I had a wonderful “vacation”… from my semi-permanent “vacation”… in Wisconsin the whole month of November! I spent a lot of time with family and friends, drove all over the Midwest and Wisconsin, saw some great shows (and not-so-great Packer games), and was just reminded yet again how much I love it there and it’s where I truly belong. Sigh. Anyway, as usual on my trips, I didn’t read much, so here’s a monthly recap and mini-reviews post all in one!

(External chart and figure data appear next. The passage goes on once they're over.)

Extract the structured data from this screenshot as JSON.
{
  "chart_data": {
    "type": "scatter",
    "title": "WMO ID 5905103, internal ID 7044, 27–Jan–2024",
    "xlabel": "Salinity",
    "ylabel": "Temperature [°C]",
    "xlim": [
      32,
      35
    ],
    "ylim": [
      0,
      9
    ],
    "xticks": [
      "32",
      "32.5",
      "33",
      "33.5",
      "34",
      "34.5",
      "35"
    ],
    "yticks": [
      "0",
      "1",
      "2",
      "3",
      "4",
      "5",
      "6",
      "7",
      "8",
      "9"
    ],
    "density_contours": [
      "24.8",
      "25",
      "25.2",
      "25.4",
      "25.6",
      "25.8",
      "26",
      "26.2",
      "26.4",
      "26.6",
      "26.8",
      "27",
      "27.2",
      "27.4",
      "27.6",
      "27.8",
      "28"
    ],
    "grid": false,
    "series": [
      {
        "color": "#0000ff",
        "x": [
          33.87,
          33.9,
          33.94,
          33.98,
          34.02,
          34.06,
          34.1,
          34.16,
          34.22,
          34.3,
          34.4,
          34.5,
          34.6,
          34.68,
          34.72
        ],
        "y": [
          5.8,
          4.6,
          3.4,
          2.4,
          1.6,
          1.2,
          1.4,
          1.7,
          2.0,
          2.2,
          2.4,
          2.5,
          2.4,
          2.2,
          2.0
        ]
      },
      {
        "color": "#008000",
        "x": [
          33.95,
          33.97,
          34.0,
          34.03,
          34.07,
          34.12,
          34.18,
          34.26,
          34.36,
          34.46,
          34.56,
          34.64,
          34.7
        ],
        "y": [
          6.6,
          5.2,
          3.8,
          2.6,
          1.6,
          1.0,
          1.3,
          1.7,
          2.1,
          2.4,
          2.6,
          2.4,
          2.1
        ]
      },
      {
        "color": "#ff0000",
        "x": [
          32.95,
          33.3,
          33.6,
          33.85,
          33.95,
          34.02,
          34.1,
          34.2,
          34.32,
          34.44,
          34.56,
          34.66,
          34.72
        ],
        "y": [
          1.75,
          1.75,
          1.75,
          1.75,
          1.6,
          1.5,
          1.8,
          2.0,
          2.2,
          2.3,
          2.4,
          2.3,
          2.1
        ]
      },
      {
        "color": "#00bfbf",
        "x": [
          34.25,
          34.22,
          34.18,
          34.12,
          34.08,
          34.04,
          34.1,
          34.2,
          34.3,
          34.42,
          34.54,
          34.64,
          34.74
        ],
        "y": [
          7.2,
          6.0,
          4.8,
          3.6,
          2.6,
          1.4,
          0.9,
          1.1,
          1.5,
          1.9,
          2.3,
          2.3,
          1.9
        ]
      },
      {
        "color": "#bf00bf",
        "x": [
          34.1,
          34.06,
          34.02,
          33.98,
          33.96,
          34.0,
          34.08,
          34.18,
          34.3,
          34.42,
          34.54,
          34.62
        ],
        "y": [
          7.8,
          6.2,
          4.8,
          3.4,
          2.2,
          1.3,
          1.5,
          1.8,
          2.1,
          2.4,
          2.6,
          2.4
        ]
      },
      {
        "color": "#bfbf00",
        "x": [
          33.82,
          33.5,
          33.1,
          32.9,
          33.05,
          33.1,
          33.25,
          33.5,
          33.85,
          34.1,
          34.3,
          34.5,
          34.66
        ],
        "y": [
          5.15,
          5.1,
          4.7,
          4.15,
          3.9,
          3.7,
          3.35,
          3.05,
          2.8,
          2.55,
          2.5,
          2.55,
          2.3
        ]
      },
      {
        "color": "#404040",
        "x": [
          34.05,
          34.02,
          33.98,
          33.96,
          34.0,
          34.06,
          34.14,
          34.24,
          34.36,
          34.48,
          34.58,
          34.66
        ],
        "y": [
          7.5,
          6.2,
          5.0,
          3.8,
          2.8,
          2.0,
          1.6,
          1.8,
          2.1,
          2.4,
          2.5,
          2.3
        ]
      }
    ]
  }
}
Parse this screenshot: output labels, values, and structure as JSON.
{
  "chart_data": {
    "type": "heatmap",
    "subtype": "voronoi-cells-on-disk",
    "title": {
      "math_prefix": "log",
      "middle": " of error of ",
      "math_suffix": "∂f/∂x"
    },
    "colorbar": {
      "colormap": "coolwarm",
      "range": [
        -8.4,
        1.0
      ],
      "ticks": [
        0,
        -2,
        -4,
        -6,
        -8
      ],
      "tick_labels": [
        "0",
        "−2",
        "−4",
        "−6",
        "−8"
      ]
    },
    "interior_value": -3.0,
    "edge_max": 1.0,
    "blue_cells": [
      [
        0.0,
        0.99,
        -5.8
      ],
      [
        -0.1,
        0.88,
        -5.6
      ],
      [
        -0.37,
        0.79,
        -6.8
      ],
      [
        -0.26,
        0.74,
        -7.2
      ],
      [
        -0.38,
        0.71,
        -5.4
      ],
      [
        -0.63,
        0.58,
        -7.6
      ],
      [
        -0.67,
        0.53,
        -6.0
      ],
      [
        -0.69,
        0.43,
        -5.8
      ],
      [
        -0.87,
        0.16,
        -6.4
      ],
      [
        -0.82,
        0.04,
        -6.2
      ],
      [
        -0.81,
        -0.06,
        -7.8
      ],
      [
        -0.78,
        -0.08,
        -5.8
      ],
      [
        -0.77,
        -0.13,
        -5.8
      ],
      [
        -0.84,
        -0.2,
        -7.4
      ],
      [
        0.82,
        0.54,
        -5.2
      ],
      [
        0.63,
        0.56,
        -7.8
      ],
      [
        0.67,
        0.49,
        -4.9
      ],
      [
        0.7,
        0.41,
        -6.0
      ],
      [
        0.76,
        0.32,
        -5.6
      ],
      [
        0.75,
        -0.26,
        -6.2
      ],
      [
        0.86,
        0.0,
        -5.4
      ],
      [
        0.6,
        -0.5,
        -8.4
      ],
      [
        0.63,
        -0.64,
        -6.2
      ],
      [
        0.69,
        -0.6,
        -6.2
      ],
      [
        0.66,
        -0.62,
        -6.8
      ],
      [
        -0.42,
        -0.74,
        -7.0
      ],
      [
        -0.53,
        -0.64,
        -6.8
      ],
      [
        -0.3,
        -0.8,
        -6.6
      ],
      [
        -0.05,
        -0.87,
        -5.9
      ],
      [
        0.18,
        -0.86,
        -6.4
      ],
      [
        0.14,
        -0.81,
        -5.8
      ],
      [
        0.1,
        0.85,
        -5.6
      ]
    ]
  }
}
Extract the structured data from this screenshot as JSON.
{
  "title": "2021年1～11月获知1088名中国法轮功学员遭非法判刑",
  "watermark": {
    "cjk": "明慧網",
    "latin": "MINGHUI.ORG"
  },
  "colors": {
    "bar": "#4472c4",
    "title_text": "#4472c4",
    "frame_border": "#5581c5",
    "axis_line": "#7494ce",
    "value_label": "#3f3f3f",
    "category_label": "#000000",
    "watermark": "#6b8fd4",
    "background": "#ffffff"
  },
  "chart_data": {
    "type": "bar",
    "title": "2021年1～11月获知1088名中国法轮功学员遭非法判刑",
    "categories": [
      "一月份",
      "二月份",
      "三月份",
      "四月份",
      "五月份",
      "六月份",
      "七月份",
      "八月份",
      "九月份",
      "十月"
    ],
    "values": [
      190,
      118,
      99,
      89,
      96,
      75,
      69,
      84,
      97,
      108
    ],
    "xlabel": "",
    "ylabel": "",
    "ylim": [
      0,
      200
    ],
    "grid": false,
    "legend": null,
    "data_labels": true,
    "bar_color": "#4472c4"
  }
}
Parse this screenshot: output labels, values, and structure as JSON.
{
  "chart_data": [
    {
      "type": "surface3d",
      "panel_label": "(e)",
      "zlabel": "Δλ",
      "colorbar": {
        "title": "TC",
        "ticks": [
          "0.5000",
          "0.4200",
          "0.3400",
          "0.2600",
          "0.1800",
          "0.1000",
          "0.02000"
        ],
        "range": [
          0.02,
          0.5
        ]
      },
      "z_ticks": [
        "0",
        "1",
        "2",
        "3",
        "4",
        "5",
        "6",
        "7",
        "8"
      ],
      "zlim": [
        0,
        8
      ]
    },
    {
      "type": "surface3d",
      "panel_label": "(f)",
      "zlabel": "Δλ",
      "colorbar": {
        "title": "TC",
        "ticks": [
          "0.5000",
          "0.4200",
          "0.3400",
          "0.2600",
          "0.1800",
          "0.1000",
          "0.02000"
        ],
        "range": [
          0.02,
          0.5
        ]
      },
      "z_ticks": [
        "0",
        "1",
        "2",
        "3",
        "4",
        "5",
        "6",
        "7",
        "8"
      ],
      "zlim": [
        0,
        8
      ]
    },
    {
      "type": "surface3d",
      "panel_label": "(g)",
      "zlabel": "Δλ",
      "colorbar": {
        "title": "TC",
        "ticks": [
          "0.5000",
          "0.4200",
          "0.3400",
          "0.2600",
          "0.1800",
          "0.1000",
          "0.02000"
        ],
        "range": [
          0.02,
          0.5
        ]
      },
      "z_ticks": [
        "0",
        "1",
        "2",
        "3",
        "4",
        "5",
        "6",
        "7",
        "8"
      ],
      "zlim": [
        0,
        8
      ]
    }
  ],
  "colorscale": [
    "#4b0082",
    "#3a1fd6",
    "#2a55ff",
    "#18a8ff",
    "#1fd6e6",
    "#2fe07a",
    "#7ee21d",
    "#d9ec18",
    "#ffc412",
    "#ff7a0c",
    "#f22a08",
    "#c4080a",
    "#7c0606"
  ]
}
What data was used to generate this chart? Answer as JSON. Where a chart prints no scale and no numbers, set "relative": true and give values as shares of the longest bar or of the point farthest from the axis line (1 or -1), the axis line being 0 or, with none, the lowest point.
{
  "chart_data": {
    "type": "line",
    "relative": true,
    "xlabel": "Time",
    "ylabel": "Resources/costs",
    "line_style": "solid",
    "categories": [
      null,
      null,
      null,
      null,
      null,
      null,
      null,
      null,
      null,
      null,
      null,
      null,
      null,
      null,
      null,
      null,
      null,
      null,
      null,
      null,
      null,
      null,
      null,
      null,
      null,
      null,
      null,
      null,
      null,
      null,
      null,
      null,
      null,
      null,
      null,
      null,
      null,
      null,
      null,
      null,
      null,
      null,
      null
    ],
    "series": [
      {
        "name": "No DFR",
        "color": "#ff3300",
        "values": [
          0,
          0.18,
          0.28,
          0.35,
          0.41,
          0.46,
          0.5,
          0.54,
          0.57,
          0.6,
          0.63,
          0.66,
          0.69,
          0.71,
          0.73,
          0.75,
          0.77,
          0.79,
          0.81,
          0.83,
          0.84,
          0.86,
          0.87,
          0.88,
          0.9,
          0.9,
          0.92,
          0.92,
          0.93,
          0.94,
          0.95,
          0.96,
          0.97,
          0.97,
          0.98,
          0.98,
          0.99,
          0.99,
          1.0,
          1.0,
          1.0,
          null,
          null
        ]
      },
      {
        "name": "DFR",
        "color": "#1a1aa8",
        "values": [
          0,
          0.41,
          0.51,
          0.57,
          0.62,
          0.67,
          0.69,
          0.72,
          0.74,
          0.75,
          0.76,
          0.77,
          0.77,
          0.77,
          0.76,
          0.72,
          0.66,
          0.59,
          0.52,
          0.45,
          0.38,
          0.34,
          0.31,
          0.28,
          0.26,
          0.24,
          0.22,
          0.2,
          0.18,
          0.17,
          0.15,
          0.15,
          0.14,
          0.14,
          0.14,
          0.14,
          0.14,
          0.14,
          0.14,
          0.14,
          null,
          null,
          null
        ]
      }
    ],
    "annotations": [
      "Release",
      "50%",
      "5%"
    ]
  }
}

It has been too long since I had any nice, day-long drives all to myself, and I downloaded two for my drives in November back home. First up was Michael Finkel’s True Story, a non-fiction about his disgraceful fabrication in his The New York Times story about child slavery in Africa’s cocoa colonies, which resulted in his embarrassing firing. But then, he discovers an American man in Mexico, Christian Longo, has stolen his (Finkel’s) identity in order to escape suspicion of the murder of his entire family. It was an interesting listen, especially the dialogues and cat-and-mouse interplay between these two narcissists and how they are sort of similar (the different levels of gravity to their separate errors notwithstanding). Fans of true crime will like it. I think Finkel may have redeemed himself… if not with True Story, then perhaps with his recent The Stranger in the Woods (review coming soon!). I fell asleep when I tried to watch the movie, so I’m going to give it another try soon. [Listened to audiobook in November 2017.]

Patient H.M. by Luke Dittrich chronicles the medical and personal histories of Henry Gustave Molaison, the eponymous patient referred to by his initials in medical research to protect his identity, and whose status as H.M. revolutionized our understanding of the brain. After a serious bike accident when he was a child, Henry later developed seizures as a teen. After drugs and other standard treatments didn’t work, Dr. William Beecher gave Henry, then 27 in 1953, a lobotomy, after which his behavior and memory drastically changed, transforming him into the prime human test subject for brain study. This book also covers Beecher’s life and career and the history and controversy of lobotomy procedures. I learned a lot about the brain, memory, and lobotomies from Patient H.M.—it’s easy to understand with minimal technical medical jargon—and the lives of Henry and Beecher were equally sad, shocking, and fascinating. Like in One Flew Over the Cuckoo’s Nest, treatment and understanding of patients in mental health facilities of the 1950s was horrific, and the human rights issues surrounding Henry’s situation are staggering. It’s an eye-opening look for non-medical and non-sciencey people like me at the sometimes uncomfortable and ugly side of medical progress. Sometimes Dittrich goes off on familial tangents (Dr. Beecher was his grandfather), but overall this is an awesome book in the vein of The Immortal Life of Henrietta Lacks. [Listened to audiobook in November 2017.]

This might seem strange to include with a couple of non-fictions, or to review at all, but I did read it cover-to-cover last month! I bought Girl Power: 5-Minute Stories as a gift for my 3-year-old niece, for her baptism in Madison last month. It is a collection of ten short, newer children’s stories focusing on smart, fearless, determined, interesting, fun girls. It caught my eye because I wanted to get my niece the first story as its stand-alone book version, I Like Myself, but this collection was an even better choice. I also enjoyed Flora’s Very Windy DayPrincess in TrainingElla Sarah Gets Dressed, and Wow, It Sure is Good to Be You! I identified with some of these stories, of course, and wished I had these growing up! I loved how diverse the collection is, too, with girls of different ethnicities, ages, families, adventures, and more. [Read in November 2017.]